The income tax exemption period for the sale of real estate is changing in the Czech Republic. You only have a month and a half to make use of the short time limit

There is one fundamental change related to the cancellation of the acquisition tax. The time limit for exemption from income tax on the sale of real estate has changed. Now this period is established at 5 years and from next year it is extended to 10 years. The change only applies to real estate acquired in 2021 and onwards. If you already own a property, you still have the time limit of 5 years. If you want to obrain a property, whether by buying it or having the opportunity to get it without financial consideration, for example as a gift, if you manage to carry it out by the end of this year, you´ll become a member of the privileged group of owners with the 5-year time limit. Therefore it makes sense to get going now. The decisive day will be the submission of a motion for the registration of the ownership right to which the legal effects of the acquisition of real estate are attached. There is no need for the cadastre to register you as the owner this year. All you have to do is to arrive at the cadastre between Christmas and New Year with your contract.

Why is this exemption period important? Because, as the only one of all other options for exemption, it´s not associated with other additional conditions (more about the exemption options in this article), you only need to own the property for a certain time. I´ll add that the Czech Republic is very tax-favourable in this respect, in other countries it is common to impose high taxes on the income from the sale of real estate. We´ll now show how this income tax works on a practical example of the sale of land near Prague:

Mr. Novák bought a plot of land near Prague three years ago for the construction of a house. The area of the plot of land is 1,000 m2 and he paid 2,500,000 CZK for it. During the ownership period, Mr. Novák made an electricity supply connector for 50,000 CZK, a water supply connector for 25,000 CZK and fenced off the land for 25,000 CZK.

He decided to sell the land this year, he needs money for his business as it isn´t doing well, unlike in the past. He commissioned a broker to sell the land. They agreed on a fee of 3% + VAT from the sale price and set the sale price at CZK 4,500,000. They found a buyer for the quoted price in 2 months.
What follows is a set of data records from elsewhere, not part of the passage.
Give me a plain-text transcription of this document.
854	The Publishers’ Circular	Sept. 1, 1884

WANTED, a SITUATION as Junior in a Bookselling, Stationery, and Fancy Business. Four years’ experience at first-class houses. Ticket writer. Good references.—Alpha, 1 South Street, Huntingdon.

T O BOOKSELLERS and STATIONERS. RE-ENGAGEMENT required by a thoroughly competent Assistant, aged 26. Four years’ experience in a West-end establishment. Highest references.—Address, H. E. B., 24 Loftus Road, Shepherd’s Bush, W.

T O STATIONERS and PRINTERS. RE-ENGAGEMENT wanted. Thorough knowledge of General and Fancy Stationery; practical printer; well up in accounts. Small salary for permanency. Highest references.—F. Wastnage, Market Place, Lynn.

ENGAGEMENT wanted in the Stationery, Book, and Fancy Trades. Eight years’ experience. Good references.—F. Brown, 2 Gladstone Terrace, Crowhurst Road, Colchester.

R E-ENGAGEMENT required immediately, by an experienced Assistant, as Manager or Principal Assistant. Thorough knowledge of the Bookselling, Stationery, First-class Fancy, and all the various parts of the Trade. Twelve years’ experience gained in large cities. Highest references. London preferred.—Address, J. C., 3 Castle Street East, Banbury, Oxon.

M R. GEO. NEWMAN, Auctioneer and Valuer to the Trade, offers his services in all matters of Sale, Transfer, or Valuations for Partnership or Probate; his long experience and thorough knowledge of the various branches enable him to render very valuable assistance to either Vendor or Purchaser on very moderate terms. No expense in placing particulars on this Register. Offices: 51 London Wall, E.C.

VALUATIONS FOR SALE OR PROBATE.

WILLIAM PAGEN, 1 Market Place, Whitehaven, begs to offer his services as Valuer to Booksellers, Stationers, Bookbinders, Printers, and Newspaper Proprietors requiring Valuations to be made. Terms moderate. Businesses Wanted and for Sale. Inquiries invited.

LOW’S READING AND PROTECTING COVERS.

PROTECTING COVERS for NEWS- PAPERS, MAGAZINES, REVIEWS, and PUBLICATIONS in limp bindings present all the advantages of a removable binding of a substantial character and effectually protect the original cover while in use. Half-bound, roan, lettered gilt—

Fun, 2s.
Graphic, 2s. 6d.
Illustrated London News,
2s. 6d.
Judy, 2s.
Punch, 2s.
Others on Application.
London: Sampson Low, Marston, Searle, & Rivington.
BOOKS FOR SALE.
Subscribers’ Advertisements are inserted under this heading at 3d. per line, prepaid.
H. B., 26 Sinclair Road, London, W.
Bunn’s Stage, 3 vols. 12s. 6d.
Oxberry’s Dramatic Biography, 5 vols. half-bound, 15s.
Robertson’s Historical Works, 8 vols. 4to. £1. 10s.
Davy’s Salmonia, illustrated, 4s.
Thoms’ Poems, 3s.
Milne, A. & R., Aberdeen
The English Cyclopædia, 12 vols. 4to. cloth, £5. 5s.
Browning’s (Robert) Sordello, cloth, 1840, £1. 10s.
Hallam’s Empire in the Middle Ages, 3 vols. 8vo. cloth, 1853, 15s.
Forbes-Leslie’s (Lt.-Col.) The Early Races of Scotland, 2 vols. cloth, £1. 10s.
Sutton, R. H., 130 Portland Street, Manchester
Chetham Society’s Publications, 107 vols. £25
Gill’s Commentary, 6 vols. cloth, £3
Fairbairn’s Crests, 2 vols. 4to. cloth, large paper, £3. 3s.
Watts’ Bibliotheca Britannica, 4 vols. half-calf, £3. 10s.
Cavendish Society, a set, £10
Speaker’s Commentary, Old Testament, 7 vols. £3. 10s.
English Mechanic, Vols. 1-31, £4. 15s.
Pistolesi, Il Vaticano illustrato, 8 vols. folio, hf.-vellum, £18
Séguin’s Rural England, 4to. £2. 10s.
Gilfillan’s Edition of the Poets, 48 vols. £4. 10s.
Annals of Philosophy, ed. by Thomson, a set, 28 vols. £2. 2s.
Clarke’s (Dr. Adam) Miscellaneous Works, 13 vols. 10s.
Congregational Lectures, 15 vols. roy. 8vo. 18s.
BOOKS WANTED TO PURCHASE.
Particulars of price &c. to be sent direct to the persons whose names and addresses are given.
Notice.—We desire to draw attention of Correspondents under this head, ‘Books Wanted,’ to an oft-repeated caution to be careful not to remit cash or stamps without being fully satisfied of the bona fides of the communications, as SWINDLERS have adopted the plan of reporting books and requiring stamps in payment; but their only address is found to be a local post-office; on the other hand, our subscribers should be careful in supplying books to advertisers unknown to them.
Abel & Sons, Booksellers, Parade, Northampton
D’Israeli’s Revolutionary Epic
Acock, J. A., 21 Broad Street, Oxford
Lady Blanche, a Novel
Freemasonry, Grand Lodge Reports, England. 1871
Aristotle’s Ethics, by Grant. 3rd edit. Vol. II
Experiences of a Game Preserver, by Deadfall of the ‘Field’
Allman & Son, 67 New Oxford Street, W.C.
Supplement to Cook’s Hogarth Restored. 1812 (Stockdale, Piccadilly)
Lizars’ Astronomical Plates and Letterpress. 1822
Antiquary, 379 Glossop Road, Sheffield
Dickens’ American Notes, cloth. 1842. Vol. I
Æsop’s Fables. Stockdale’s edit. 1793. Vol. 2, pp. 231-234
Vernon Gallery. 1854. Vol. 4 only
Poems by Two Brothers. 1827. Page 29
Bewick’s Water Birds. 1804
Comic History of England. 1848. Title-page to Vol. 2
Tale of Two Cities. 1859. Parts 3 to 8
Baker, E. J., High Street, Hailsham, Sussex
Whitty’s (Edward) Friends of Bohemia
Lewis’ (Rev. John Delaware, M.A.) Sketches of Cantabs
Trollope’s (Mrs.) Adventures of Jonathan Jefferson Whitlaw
None of the exemption conditions apply to this sale (more about the possibilities of exemption in this article), therefore Mr. Novák will have to pay tax. It´s calculated as follows:

The selling price of the property minus the cost of acquisition minus the cost of appreciation minus the cost of the transfer. The remaining amount corresponding to the profit is taxed at 15%.

In our case it is as follows:

  • Sales price: 4,500,000 CZK
  • Acquisition costs: purchase price 2,500,000 CZK and acquisition tax paid 100,000 CZK.
  • Valuation costs: electricity supply connector for 50,000 CZK, water supply connector for 25,000 CZK and fence for 25,000 CZK.
  • Costs associated with the transfer: a fee to the real estate broker in the amount of 163,350 CZK. The fee included all transfer costs (contract, custody, stamps in the cadastre, etc.), that is the seller paid nothing extra.

Now the calculation itself:

4,500,000 – 2,500,000 – 100,000 – 50,000 – 25,000 – 25,000 – 163,350 = profit 1,636,650 CZK

Mr. Novák will tax this profit by 15%, that is he´ll pay tax to the state amounting to 245,500 CZK on the sale of the land.

With real estate prices rising in the long-term (more on the topic of prices in this article), the tax can be rather uncomfortably high in cases that aren´t tax exempt.